Saturday, December 1, 2018

When Mere Decency Seems Heroic

The following may read like a disrespectfully back-handed compliment (poorly-timed, to boot), but I feel compelled to make a larger point - one that I suspect George H.W. Bush himself would have eagerly agreed with.


What It Takes, the much-admired study of presidential politics, marvels at Bush's common touch (read the chapter for free here). As a WWII officer, he had personal relationships with the enlisted men under his command. He referred to his chauffeur by his name, rather than referring to him as "my chauffeur". He behaved like an ordinary guy, rather than like a stuck-up patrician prig, and for that we are to laud him.

And as president he disavowed the political rise of David Duke, an unrepentant Ku Klux Klan grand wizard. We are to deem this a monumental gesture of humanitarianism.

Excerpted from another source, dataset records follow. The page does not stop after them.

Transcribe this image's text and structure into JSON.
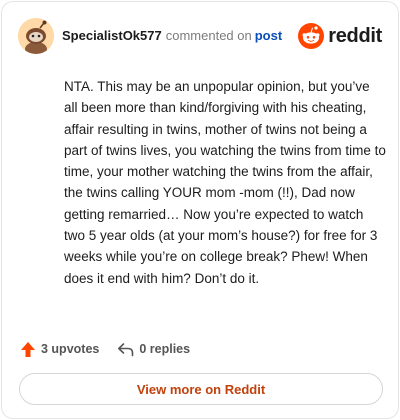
{
  "comment": {
    "username": "SpecialistOk577",
    "action_text": "commented on",
    "post_link_label": "post",
    "body": "NTA. This may be an unpopular opinion, but you’ve all been more than kind/forgiving with his cheating, affair resulting in twins, mother of twins not being a part of twins lives, you watching the twins from time to time, your mother watching the twins from the affair, the twins calling YOUR mom -mom (!!), Dad now getting remarried… Now you’re expected to watch two 5 year olds (at your mom’s house?) for free for 3 weeks while you’re on college break? Phew! When does it end with him? Don’t do it."
  },
  "brand": {
    "logo_icon": "reddit-snoo-icon",
    "name": "reddit",
    "color": "#ff4500"
  },
  "actions": {
    "upvotes_label": "3 upvotes",
    "replies_label": "0 replies"
  },
  "footer": {
    "view_more_label": "View more on Reddit"
  },
  "colors": {
    "link": "#0a4fb5",
    "upvote": "#ff4500",
    "view_more": "#c2410c"
  }
}
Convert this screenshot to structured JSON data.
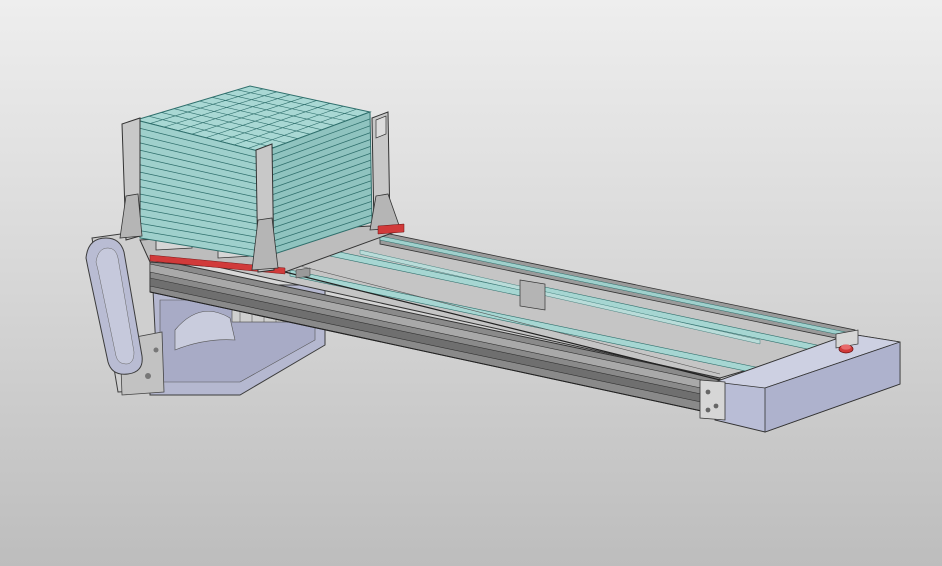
{
  "scene": {
    "subject": "",
    "colors": {
      "background_top": "#eeeeee",
      "background_bottom": "#bdbdbd",
      "wafer": "#9fd0cc",
      "wafer_line": "#2f6f6c",
      "frame_metal": "#a9a9a9",
      "rail_dark": "#7b7b7b",
      "end_block": "#b9bdd6",
      "motor_housing": "#b5b8d0",
      "accent_red": "#d13a3a"
    }
  }
}
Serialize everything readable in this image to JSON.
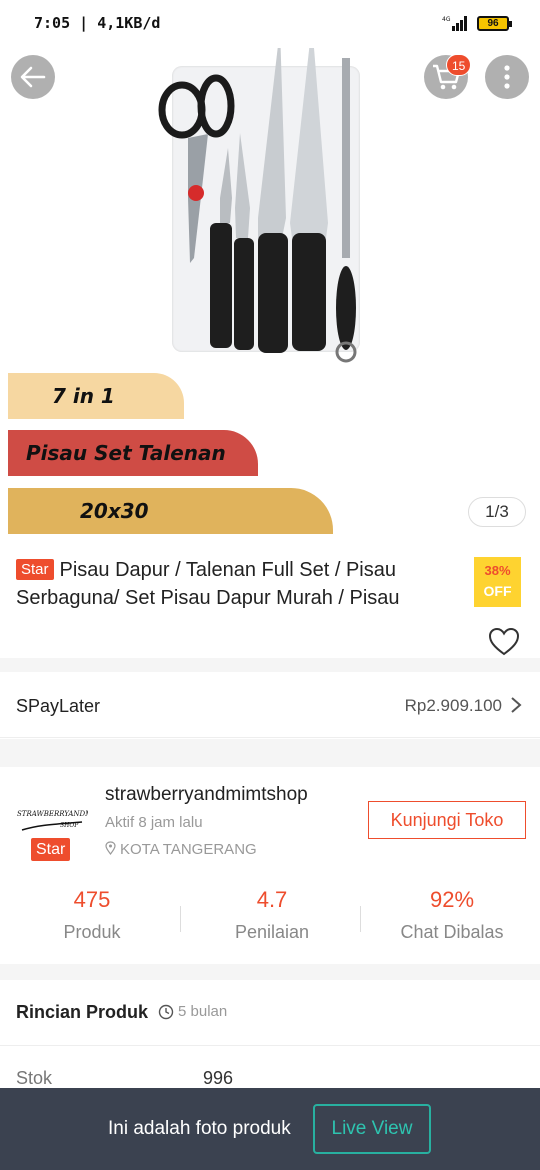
{
  "status_bar": {
    "text": "7:05 | 4,1KB/d",
    "battery": "96"
  },
  "nav": {
    "cart_count": "15"
  },
  "banners": {
    "line1": "7 in 1",
    "line2": "Pisau Set Talenan",
    "line3": "20x30"
  },
  "gallery": {
    "indicator": "1/3"
  },
  "product": {
    "badge": "Star",
    "title": "Pisau Dapur / Talenan Full Set / Pisau Serbaguna/ Set Pisau Dapur Murah / Pisau",
    "discount_percent": "38%",
    "discount_label": "OFF"
  },
  "spaylater": {
    "label": "SPayLater",
    "value": "Rp2.909.100"
  },
  "shop": {
    "logo_text": "STRAWBERRYANDMIMI SHOP",
    "badge": "Star",
    "name": "strawberryandmimtshop",
    "active": "Aktif 8 jam lalu",
    "location": "KOTA TANGERANG",
    "visit_label": "Kunjungi Toko",
    "stats": [
      {
        "value": "475",
        "label": "Produk"
      },
      {
        "value": "4.7",
        "label": "Penilaian"
      },
      {
        "value": "92%",
        "label": "Chat Dibalas"
      }
    ]
  },
  "details": {
    "title": "Rincian Produk",
    "time": "5 bulan",
    "rows": [
      {
        "label": "Stok",
        "value": "996"
      }
    ]
  },
  "bottom_bar": {
    "text": "Ini adalah foto produk",
    "button": "Live View"
  },
  "colors": {
    "accent": "#ee4d2d",
    "teal": "#2ec4b0",
    "bottom_bar": "#3b4250",
    "discount_bg": "#fed330"
  },
  "icons": [
    "back-arrow-icon",
    "cart-icon",
    "more-vertical-icon",
    "heart-icon",
    "chevron-right-icon",
    "location-pin-icon",
    "clock-icon",
    "signal-icon",
    "battery-icon"
  ]
}
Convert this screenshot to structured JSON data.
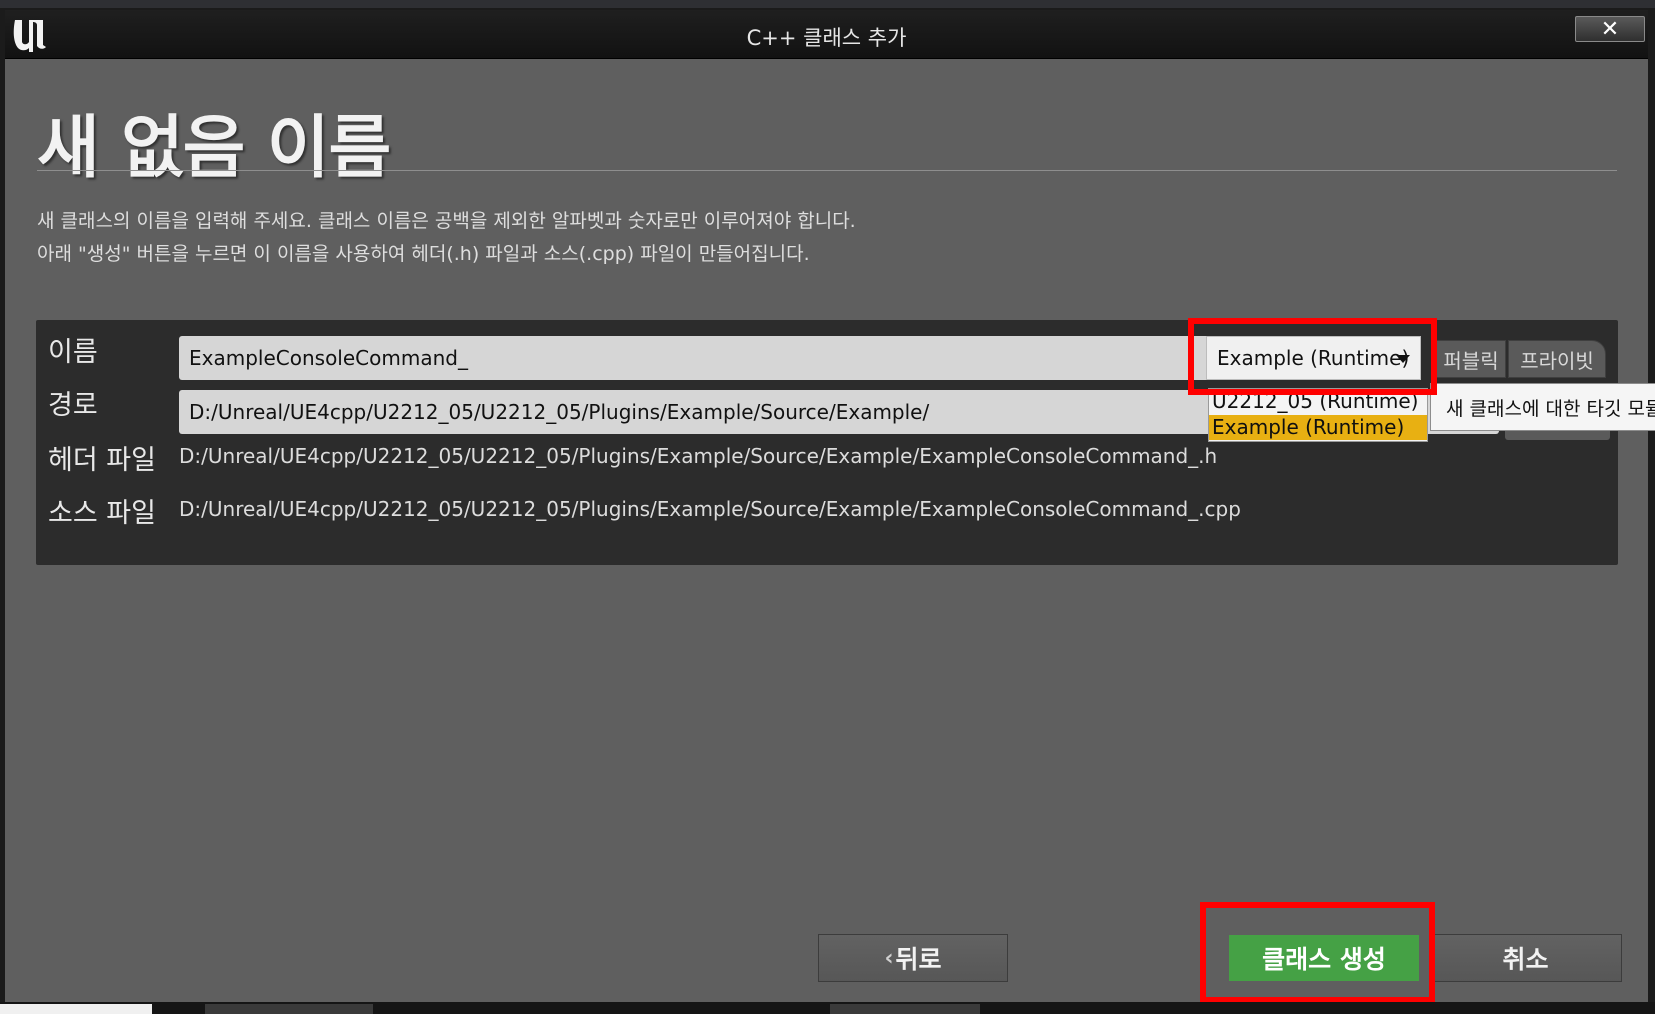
{
  "window": {
    "title": "C++ 클래스 추가",
    "close_glyph": "✕"
  },
  "page": {
    "heading": "새 없음 이름",
    "description_line1": "새 클래스의 이름을 입력해 주세요. 클래스 이름은 공백을 제외한 알파벳과 숫자로만 이루어져야 합니다.",
    "description_line2": "아래 \"생성\" 버튼을 누르면 이 이름을 사용하여 헤더(.h) 파일과 소스(.cpp) 파일이 만들어집니다."
  },
  "form": {
    "name_label": "이름",
    "name_value": "ExampleConsoleCommand_",
    "path_label": "경로",
    "path_value": "D:/Unreal/UE4cpp/U2212_05/U2212_05/Plugins/Example/Source/Example/",
    "header_label": "헤더 파일",
    "header_value": "D:/Unreal/UE4cpp/U2212_05/U2212_05/Plugins/Example/Source/Example/ExampleConsoleCommand_.h",
    "source_label": "소스 파일",
    "source_value": "D:/Unreal/UE4cpp/U2212_05/U2212_05/Plugins/Example/Source/Example/ExampleConsoleCommand_.cpp"
  },
  "module": {
    "selected": "Example (Runtime)",
    "options": [
      "U2212_05 (Runtime)",
      "Example (Runtime)"
    ],
    "tooltip": "새 클래스에 대한 타깃 모듈"
  },
  "visibility": {
    "public_label": "퍼블릭",
    "private_label": "프라이빗"
  },
  "buttons": {
    "back_label": "뒤로",
    "back_glyph": "‹",
    "create_label": "클래스 생성",
    "cancel_label": "취소"
  },
  "colors": {
    "accent_highlight": "#ff0000",
    "create_button": "#45a145",
    "selected_option": "#e8b012"
  }
}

I get it. I myself once wrote that "character is measured by the rate at which one discards one's values as stakes rise," and George Bush had plenty of character (not to say he was a moral paragon, which he certainly wasn't). And it's undeniably true that character is in very short supply these days on all fronts...and has never been particularly common.

But it's nearly impossible to express how sad it makes me to be part of a species where character is so rare that we celebrate its possessors as heroes. Treating people like people and declining to condescend oughtn't be heroic. Disavowing Nazis oughtn't be heroic. Are we really to be moved and inspired by mere common decency?


Whenever someone dives into water or otherwise puts themselves at risk to rescue someone, newspapers deem them a hero. Inevitably, the hero objects that this is simply how everyone should act...and this "modesty" adds to their heroic legacy. We would do well to listen more closely to such "heroes", and take them at their word.

Same for celebrated people who refuse to take personal credit for epiphany, eureka, and inspiration, since this stuff - the really good stuff - inevitably arrives from who-knows-where. Why don't we take them more seriously when they try to explain this?